During the Exodos, stichomythic exchanges (characterized by brief, intense lines of dialogue) keep emotions high and emphasize the themes. The scene begins with an almost amusing encounter between the chorus and Amphitryon. The chorus is bent on sympathizing with Amphitryon and expressing their horror at what has happened. Amphitryon, however, is only concerned with getting them to back off and be quiet. He doesn't want them to wake Heracles. To wake him would be to risk another assault on their family. Gradually, their sentences grow longer, and the mood grows calmer. Then Heracles wakes. Soon, he is firing questions at Amphitryon, who eventually tells him about the deaths of Megara and their children. The stichomythia heightens both the urgency of Heracles's questions and his horror as he realizes what he has done to his family.
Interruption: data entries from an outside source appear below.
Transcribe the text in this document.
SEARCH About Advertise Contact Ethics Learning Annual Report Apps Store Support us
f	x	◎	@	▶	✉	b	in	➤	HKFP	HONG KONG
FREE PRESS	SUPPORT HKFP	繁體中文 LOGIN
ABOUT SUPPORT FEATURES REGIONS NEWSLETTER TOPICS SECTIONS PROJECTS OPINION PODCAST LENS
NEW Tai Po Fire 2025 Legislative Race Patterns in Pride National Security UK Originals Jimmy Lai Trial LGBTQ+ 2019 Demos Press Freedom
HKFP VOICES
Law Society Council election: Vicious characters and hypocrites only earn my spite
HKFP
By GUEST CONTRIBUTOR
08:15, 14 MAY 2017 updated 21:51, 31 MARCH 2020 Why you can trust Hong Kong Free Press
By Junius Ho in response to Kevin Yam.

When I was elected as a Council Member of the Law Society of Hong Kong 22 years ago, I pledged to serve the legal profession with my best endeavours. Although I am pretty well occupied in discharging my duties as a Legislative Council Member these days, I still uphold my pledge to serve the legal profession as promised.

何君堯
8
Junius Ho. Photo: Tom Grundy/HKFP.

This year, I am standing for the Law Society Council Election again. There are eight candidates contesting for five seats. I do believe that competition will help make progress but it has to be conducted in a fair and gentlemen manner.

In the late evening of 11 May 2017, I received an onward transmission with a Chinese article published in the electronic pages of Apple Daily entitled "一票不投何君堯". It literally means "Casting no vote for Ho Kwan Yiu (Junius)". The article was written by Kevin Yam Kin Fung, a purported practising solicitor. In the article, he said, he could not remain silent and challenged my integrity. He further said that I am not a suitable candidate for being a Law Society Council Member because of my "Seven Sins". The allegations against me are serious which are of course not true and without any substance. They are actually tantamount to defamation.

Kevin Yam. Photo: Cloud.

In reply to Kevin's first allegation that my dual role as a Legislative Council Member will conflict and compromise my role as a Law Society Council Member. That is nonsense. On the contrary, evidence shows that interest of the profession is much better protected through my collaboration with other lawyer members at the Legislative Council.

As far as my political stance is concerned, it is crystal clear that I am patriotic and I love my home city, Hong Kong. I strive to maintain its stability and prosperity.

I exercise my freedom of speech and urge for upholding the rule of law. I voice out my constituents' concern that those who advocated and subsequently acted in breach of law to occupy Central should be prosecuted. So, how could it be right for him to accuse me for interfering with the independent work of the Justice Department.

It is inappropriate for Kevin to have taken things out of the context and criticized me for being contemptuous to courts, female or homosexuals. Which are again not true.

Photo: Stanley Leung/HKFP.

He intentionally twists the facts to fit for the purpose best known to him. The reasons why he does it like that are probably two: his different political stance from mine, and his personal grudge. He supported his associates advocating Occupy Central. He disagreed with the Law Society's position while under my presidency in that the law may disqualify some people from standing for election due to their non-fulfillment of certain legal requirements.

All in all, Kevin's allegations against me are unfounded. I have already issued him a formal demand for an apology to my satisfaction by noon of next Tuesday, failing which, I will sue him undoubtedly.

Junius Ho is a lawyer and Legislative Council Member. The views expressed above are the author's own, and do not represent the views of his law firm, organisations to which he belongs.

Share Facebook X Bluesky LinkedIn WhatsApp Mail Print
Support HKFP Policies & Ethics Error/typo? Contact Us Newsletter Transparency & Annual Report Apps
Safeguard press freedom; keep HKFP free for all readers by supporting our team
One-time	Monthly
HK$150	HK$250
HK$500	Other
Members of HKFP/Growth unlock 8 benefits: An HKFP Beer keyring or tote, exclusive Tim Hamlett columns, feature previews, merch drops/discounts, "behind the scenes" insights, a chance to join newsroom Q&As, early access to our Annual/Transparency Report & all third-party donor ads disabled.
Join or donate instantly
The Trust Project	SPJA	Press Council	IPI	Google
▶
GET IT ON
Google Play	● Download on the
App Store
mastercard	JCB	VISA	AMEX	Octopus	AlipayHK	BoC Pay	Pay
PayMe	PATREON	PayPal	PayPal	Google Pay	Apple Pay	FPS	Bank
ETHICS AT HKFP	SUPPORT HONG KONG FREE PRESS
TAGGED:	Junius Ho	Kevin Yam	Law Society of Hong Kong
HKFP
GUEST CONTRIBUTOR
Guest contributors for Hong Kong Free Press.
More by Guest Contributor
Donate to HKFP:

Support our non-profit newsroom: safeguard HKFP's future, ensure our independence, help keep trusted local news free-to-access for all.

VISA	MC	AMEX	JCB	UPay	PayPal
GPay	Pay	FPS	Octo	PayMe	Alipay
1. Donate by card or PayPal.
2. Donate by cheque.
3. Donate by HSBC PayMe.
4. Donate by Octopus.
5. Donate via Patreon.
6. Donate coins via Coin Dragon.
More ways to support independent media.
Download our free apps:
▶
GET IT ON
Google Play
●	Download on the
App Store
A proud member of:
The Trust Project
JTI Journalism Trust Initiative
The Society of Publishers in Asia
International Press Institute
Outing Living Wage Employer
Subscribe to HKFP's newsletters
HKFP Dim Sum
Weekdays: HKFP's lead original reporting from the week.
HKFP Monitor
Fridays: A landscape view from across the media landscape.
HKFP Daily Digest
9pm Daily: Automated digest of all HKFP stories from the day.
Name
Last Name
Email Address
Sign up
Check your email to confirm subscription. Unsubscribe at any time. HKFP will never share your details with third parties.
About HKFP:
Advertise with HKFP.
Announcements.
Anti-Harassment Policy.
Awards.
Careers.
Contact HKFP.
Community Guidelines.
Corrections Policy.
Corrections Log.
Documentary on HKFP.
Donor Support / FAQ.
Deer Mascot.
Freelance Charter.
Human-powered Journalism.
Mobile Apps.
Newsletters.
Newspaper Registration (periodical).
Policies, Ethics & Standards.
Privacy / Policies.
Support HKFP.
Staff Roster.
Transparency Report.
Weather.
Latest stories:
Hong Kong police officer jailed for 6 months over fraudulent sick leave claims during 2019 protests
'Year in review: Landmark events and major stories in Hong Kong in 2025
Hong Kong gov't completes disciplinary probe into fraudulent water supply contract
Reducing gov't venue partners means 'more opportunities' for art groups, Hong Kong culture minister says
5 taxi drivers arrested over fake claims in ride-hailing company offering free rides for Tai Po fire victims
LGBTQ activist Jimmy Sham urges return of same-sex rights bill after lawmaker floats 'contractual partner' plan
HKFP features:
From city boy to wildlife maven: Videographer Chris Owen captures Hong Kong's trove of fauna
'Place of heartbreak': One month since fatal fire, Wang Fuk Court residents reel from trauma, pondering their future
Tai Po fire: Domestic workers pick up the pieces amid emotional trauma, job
The next such conversation occurs when Theseus plies Amphitryon with questions. When Heracles uncovers his head, he and Theseus also engage in a passionate exchange, arguing about guilt and suicide. Their conversation includes the nature of courage and heroism. Later, as Theseus grasps Heracles's hand and pulls him close, stichomythia again intensifies this proof of their friendship. The final instance takes place between Heracles and Amphitryon as they part. Here the topic returns to family. Amphitryon assures Heracles that he will bury Megara and the children, and Heracles assures his father that he will return to take Amphitryon to Athens.
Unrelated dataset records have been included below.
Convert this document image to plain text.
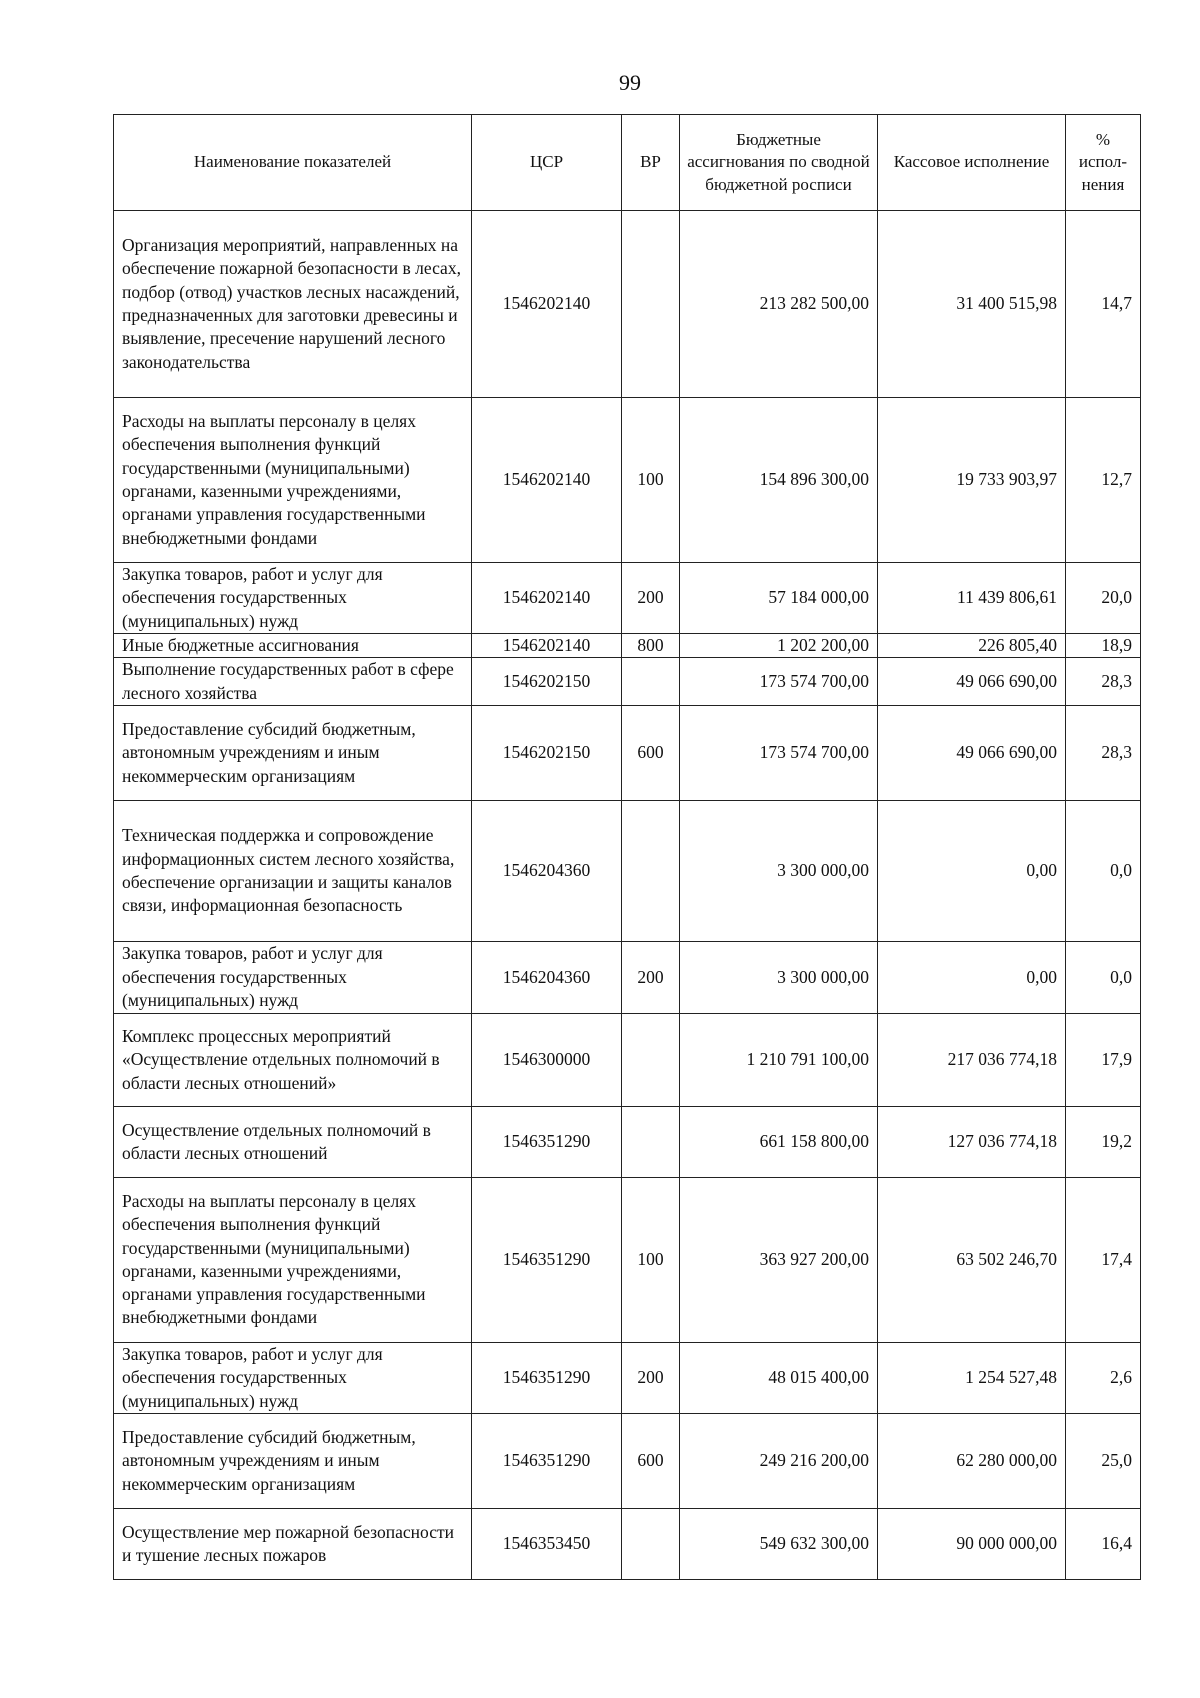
99
Наименование показателей	ЦСР	ВР	Бюджетные ассигнования по сводной бюджетной росписи	Кассовое исполнение	% испол-нения
Организация мероприятий, направленных на обеспечение пожарной безопасности в лесах, подбор (отвод) участков лесных насаждений, предназначенных для заготовки древесины и выявление, пресечение нарушений лесного законодательства	1546202140		213 282 500,00	31 400 515,98	14,7
Расходы на выплаты персоналу в целях обеспечения выполнения функций государственными (муниципальными) органами, казенными учреждениями, органами управления государственными внебюджетными фондами	1546202140	100	154 896 300,00	19 733 903,97	12,7
Закупка товаров, работ и услуг для обеспечения государственных (муниципальных) нужд	1546202140	200	57 184 000,00	11 439 806,61	20,0
Иные бюджетные ассигнования	1546202140	800	1 202 200,00	226 805,40	18,9
Выполнение государственных работ в сфере лесного хозяйства	1546202150		173 574 700,00	49 066 690,00	28,3
Предоставление субсидий бюджетным, автономным учреждениям и иным некоммерческим организациям	1546202150	600	173 574 700,00	49 066 690,00	28,3
Техническая поддержка и сопровождение информационных систем лесного хозяйства, обеспечение организации и защиты каналов связи, информационная безопасность	1546204360		3 300 000,00	0,00	0,0
Закупка товаров, работ и услуг для обеспечения государственных (муниципальных) нужд	1546204360	200	3 300 000,00	0,00	0,0
Комплекс процессных мероприятий «Осуществление отдельных полномочий в области лесных отношений»	1546300000		1 210 791 100,00	217 036 774,18	17,9
Осуществление отдельных полномочий в области лесных отношений	1546351290		661 158 800,00	127 036 774,18	19,2
Расходы на выплаты персоналу в целях обеспечения выполнения функций государственными (муниципальными) органами, казенными учреждениями, органами управления государственными внебюджетными фондами	1546351290	100	363 927 200,00	63 502 246,70	17,4
Закупка товаров, работ и услуг для обеспечения государственных (муниципальных) нужд	1546351290	200	48 015 400,00	1 254 527,48	2,6
Предоставление субсидий бюджетным, автономным учреждениям и иным некоммерческим организациям	1546351290	600	249 216 200,00	62 280 000,00	25,0
Осуществление мер пожарной безопасности и тушение лесных пожаров	1546353450		549 632 300,00	90 000 000,00	16,4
Like most of the play, the Exodos features dramatic irony. However, the irony does not derive from the audience's knowledge of the Heracles myth. In the first instance Heracles wakes, expecting to find himself surrounded by a happy family. Instead, he is surrounded by their murdered corpses. In the second instance Theseus arrives thinking he will find a battle for the city occurring. Instead, that battle has already been won with little bloodshed. What he finds is a much more horrific scene. In both cases, the audience knows what has happened before the character learns it. The two characters' separate exposure to the news allows the audience to observe each one's response individually and consider the horror and ramifications of the murders again.

At the end of most of his plays, Euripides resorted to a technique known as deus ex machina. This Latin expression means "god from the machine." It refers to the use of the crane-like flying machine to bring in a god to save the day for the main character. The main character is someone who has gotten themselves into a tragic predicament. In Heracles this tendency is reversed. Rather than swooping in to save the day, the gods arrive in Episode 4 to destroy Heracles's life. They create the tragedy. In the Exodos, rather than a god, it is a human being—Theseus—who arrives to salvage what is left of the hero's life. And rather than by crane, he arrives on foot.